Linux KVM Virtualization Performance
The hardware requirements to use KVM is an x86/x86_64 processor with AMD or Intel virtualization extensions and at least one Gigabyte of system memory to allow for enough RAM for the guest operating system. For our purposes, we had used two dual-core Intel Xeon LV processors with the Linux 2.6.20-rc3 kernel, which was released on January 1, 2007. Below is the rundown of system components used.
Hardware Components | |
Processor: | 2 x Intel Xeon LV Dual-Core 2.00GHz |
Motherboard: | Tyan Tiger i7520SD S5365 |
Memory: | 2 x 512MB Mushkin ECC Reg DDR2-533 |
Graphics Card: | NVIDIA GeForce FX5200 128MB PCI |
Hard Drives: | Western Digital 160GB SATA2 |
Optical Drives: | Lite-On 16x DVD-ROM |
Cooling: | 2 x Dynatron Socket 479 HSFs |
Case: | SilverStone Lascala LC20 |
Power Supply: | SilverStone Strider 560W |
Software Components | |
Operating System: | Fedora Core 6 |
The benchmarks we had used for comparing the performance was Gzip compression, LAME compilation, LAME encoding, and RAMspeed.
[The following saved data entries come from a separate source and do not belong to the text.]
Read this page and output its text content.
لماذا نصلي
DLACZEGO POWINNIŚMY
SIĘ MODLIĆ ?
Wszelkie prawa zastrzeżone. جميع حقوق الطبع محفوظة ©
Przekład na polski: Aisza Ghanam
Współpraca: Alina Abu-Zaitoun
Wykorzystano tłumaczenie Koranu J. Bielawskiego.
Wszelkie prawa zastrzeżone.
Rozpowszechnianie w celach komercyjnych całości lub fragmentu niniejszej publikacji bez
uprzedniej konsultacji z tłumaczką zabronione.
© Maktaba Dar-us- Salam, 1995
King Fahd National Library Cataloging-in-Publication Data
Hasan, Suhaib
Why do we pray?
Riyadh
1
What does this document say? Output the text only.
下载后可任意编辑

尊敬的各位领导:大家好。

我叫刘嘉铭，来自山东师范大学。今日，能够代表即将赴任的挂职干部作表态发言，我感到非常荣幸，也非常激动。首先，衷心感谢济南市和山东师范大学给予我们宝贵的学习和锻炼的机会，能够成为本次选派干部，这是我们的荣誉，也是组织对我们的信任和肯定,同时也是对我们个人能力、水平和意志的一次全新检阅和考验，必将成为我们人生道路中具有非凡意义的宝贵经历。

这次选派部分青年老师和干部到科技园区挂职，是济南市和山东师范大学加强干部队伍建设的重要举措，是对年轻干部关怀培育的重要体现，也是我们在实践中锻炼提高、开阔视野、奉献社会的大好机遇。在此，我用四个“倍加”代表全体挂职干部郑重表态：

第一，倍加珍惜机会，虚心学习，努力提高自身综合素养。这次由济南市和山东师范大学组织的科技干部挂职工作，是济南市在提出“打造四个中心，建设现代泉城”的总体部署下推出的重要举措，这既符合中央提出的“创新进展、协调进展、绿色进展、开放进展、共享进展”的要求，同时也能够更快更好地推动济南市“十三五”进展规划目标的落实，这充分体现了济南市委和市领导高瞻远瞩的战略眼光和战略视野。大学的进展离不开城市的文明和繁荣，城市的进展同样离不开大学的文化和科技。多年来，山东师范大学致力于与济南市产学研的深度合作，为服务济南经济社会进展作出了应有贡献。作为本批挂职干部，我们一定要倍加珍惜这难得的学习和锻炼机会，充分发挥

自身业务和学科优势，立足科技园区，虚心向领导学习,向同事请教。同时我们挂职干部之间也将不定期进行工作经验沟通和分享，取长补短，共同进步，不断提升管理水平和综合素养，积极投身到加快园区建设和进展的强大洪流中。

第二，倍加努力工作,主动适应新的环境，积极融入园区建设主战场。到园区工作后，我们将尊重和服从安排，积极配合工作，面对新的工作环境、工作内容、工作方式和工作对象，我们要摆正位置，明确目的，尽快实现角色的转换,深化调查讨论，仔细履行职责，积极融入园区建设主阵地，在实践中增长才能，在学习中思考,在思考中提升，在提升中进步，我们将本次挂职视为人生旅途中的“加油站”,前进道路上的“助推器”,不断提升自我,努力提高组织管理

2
The virtualization environments we had used were QEMU 0.8.2 with the kqemu accelerator module, Xen 3.0.3, and finally KVM. We had also compared these virtualized environments against running Fedora Core 6 Zod without any form of virtualization. During the Xen 3.0.3 testing, we had used full virtualization and not para-virtualization. The image size was set to 10GB during the testing process. The operating system used throughout the entire testing process was Fedora Core 6 Zod.